Sadness. The feeling of being deeply hurt. Tragedy. The violin says it with a single, beautiful weeping melody. The violin – Julia Fischer. The piece – Dvorak’s Violin Concerto in A minor, Op. 53. The outlook seems bleak, no hope, only desolation and despair. And yet… sadness can be overcome. Towards the middle of the first movement, there seems to be a spark of light, a ray, a beam. The violin no longer cries or moans, but sings a sweet, consoling, a comforting tune…
Life is good, definitely, if I can listen to Julia Fischer – I venerate her, see my earlier post on Pablo Sarasate – and the orchestra of the Tonhalle Zürich playing this marvelous piece. If the third movement is the essence of the piece, we will find exuberant joy reminding me of Mozart’s “Exsultate, Jubilate” and a splendid triumph in the end even though the way to get there was a stony one.
A slow career start
Dvorak was a Czech composer (1841-1904) and wrote this piece within a few weeks between July and September 1879. His career was slow to start. He was born into an unsophisticated family, he was taught to play the piano, the organ and the violin at local schools and started to perform as a musician in 1857. At the same time he started advanced musical studies at the Prague Organ School, which he finished two years later. To earn his living he gave music lessons and performed as a viola player in different ensembles.
Secretly, he started to write songs and to compose an opera called “King and Charcoal Burner”. Unfortunately, during rehearsals the solo parts proved to be too difficult for the musicians and the performance was cancelled. It took several initiatives to obtain grants and a recommendation from the composer Johannes Brahms in 1877 to set Dvorak back on track. His works were now being published and performed. Dvorak wrote the violin concerto upon a suggestion by his publisher Nikolaus Simrock.
The long road to the final version
Dvorak switched composing styles several times and in 1879 he was largely inspired by Brahms and two fellow Czech composers we have already met, Bedrich Smetana and Leos Janacek. Oxford Music Online notes that he “turned to a new classicism, elements of Slavonic folklore begin to permeate his musical language”.

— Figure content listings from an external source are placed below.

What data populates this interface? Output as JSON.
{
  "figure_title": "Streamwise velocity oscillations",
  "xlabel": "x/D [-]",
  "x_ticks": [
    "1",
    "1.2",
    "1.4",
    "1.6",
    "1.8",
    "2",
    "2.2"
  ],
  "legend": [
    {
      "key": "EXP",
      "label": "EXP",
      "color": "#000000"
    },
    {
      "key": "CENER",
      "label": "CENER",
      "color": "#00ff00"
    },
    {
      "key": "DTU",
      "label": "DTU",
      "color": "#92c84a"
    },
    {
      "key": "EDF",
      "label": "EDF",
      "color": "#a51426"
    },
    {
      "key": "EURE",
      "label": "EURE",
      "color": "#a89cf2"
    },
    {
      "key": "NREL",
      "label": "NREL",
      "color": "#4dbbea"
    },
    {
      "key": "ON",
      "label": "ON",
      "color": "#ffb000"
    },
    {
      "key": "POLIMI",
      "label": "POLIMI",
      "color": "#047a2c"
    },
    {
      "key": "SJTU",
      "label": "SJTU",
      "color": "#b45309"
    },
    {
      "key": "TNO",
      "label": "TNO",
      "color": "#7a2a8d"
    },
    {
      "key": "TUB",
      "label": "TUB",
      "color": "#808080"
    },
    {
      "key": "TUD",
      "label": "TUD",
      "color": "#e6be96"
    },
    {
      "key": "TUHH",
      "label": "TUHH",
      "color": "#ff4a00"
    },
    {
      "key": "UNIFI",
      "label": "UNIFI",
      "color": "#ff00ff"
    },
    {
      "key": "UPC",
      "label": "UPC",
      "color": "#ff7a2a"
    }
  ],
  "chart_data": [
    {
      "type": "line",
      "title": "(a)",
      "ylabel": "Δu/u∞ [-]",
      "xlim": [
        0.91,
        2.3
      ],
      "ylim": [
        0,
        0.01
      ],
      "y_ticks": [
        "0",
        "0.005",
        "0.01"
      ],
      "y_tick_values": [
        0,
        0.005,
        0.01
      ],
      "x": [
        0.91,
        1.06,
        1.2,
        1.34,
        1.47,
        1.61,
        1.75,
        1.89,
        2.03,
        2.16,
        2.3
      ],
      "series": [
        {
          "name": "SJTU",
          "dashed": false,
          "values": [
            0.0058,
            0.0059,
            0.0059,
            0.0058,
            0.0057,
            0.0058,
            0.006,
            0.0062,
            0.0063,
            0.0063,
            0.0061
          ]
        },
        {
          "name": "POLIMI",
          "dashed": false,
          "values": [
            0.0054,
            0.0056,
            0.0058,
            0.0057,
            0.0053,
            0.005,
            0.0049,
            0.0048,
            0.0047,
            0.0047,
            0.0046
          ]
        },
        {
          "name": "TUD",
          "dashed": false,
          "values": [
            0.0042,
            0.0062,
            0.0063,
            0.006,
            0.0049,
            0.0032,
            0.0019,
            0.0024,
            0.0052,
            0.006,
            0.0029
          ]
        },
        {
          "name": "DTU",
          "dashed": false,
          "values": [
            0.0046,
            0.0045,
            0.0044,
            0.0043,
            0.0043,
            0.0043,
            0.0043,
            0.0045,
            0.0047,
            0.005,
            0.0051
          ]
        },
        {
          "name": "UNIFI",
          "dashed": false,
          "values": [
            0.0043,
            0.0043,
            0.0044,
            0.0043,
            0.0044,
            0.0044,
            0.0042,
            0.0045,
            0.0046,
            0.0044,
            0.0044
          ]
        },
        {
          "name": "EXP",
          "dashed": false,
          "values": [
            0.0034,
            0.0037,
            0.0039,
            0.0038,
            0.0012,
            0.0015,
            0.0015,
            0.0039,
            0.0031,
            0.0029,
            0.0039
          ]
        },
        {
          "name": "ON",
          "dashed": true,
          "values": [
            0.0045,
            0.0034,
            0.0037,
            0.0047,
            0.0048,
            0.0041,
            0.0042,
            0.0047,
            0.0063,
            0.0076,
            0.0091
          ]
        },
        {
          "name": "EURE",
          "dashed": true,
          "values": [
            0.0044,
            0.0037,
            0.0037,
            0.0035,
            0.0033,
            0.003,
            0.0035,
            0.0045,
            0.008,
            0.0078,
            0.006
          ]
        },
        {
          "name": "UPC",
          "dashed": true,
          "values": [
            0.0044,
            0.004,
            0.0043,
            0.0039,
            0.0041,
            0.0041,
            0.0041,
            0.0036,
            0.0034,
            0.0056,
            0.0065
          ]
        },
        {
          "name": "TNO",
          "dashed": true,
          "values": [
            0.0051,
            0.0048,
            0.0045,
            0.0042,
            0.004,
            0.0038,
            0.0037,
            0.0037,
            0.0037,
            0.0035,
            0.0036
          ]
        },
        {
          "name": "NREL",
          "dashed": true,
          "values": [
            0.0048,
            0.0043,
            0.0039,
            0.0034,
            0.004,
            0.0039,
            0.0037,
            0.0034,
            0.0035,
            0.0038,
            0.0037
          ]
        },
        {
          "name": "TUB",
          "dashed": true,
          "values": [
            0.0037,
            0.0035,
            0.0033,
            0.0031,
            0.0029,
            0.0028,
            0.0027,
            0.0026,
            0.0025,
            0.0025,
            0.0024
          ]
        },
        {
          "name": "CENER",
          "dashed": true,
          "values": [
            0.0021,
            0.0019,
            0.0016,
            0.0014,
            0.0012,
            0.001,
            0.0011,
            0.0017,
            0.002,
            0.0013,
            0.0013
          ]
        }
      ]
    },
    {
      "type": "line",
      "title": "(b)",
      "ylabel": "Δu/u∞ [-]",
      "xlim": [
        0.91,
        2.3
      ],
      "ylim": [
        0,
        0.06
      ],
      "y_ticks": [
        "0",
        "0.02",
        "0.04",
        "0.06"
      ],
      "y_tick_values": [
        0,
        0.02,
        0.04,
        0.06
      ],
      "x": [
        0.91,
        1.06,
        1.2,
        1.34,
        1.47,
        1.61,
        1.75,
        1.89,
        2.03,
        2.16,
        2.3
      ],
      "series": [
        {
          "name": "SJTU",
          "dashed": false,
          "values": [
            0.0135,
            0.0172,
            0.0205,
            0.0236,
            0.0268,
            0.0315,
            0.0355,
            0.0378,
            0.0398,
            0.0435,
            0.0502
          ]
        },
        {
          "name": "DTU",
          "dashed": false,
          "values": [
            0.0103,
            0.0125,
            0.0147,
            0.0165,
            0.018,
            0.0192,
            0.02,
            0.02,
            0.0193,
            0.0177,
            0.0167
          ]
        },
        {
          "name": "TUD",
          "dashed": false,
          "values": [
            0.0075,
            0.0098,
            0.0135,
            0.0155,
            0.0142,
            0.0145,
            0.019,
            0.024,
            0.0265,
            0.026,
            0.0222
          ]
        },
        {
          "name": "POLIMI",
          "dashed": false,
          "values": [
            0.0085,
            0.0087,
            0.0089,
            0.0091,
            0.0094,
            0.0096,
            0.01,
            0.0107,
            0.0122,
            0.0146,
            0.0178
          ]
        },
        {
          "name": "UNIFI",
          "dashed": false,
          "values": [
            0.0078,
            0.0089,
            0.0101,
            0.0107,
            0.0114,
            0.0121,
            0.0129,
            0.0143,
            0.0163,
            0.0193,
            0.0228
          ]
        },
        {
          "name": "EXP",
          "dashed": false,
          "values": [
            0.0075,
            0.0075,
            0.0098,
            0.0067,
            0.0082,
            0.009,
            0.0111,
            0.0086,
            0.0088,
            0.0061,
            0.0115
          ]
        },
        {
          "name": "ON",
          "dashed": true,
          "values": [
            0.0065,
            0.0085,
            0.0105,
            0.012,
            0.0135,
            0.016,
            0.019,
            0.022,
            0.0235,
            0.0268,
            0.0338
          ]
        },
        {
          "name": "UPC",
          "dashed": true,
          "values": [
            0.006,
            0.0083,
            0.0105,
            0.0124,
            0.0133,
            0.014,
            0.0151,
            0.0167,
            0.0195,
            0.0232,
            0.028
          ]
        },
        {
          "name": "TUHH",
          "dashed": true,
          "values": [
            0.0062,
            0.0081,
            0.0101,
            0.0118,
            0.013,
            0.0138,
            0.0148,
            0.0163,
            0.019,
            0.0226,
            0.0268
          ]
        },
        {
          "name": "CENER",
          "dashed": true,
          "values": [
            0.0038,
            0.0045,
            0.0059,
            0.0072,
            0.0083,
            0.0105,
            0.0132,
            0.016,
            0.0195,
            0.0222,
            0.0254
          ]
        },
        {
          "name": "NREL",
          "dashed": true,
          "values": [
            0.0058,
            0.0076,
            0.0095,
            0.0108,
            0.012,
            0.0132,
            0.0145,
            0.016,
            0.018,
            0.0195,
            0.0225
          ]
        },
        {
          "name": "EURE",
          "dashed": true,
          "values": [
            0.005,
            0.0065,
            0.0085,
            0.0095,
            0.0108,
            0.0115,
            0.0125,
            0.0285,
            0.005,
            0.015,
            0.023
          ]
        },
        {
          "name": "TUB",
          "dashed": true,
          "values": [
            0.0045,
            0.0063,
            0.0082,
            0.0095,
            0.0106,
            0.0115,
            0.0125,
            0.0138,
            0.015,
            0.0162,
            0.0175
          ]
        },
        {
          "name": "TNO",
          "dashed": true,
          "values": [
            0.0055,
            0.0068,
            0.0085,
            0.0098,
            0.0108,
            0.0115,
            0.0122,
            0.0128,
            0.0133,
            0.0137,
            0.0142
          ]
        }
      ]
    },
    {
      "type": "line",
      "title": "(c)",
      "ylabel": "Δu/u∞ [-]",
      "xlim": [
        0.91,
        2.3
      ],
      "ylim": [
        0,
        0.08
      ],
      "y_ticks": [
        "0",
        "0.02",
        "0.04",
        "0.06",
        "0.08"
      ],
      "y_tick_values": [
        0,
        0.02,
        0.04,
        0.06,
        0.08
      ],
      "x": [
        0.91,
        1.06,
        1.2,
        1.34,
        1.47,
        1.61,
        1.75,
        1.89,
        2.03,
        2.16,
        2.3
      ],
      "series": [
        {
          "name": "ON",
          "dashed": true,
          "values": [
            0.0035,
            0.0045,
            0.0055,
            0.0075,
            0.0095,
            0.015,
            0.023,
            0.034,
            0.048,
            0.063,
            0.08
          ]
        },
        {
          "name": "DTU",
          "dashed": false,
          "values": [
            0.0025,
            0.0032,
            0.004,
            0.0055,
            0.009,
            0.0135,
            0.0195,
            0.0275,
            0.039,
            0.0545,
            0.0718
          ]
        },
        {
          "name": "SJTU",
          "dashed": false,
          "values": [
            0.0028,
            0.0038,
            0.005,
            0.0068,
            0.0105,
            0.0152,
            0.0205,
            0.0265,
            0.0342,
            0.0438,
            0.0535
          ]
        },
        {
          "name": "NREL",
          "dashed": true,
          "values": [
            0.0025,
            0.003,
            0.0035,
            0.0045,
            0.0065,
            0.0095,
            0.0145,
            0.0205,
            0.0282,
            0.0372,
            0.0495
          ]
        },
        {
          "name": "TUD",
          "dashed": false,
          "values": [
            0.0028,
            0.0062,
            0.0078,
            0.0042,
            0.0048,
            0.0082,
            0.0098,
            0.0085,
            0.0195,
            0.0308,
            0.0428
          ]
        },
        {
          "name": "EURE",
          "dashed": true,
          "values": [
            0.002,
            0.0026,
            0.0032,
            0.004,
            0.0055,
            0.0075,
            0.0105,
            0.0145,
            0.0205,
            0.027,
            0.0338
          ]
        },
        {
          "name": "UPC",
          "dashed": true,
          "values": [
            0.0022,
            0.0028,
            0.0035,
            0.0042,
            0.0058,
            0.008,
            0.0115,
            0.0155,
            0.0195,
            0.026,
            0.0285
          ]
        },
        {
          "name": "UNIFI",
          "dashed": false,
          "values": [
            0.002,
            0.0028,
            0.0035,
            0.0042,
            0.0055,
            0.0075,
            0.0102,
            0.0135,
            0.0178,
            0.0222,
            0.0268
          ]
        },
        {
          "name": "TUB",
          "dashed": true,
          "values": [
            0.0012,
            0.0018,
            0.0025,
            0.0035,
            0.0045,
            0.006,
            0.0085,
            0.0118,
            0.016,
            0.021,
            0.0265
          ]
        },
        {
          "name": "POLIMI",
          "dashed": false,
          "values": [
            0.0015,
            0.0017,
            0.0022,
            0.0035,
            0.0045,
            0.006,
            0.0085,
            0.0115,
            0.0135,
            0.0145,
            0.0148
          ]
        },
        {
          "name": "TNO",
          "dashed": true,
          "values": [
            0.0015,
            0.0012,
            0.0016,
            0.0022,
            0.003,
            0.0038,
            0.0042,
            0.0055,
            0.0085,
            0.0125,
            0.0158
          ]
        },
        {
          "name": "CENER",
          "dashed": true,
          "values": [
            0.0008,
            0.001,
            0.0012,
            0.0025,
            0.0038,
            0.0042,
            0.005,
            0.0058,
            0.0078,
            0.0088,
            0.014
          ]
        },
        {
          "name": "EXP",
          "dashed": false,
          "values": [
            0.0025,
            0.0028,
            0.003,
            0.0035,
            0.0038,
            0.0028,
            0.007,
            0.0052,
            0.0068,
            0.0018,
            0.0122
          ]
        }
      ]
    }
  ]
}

His Op. 53 was first performed in Prague on October 14, 1883. Dvorak intended to dedicate the concerto to Joseph Joachim, one of the most distinguished violinists at the time and the director of the Hochschule für Musik in Berlin. Dvorak and Joachim initially worked together on the piece, but Joachim did not like at all the first draft and insisted on major changes. Further changes were imposed by Simrock. Still, it is almost certain that Joachim never played the piece.
Besides the recording by Julia Fischer, there is an older recording by David Oistrakh and the State Orchestra of the USSR and if you like the muffled sound of old recordings, this Soviet record is one for your collection. I prefer the one with that fantastic lady from Germany!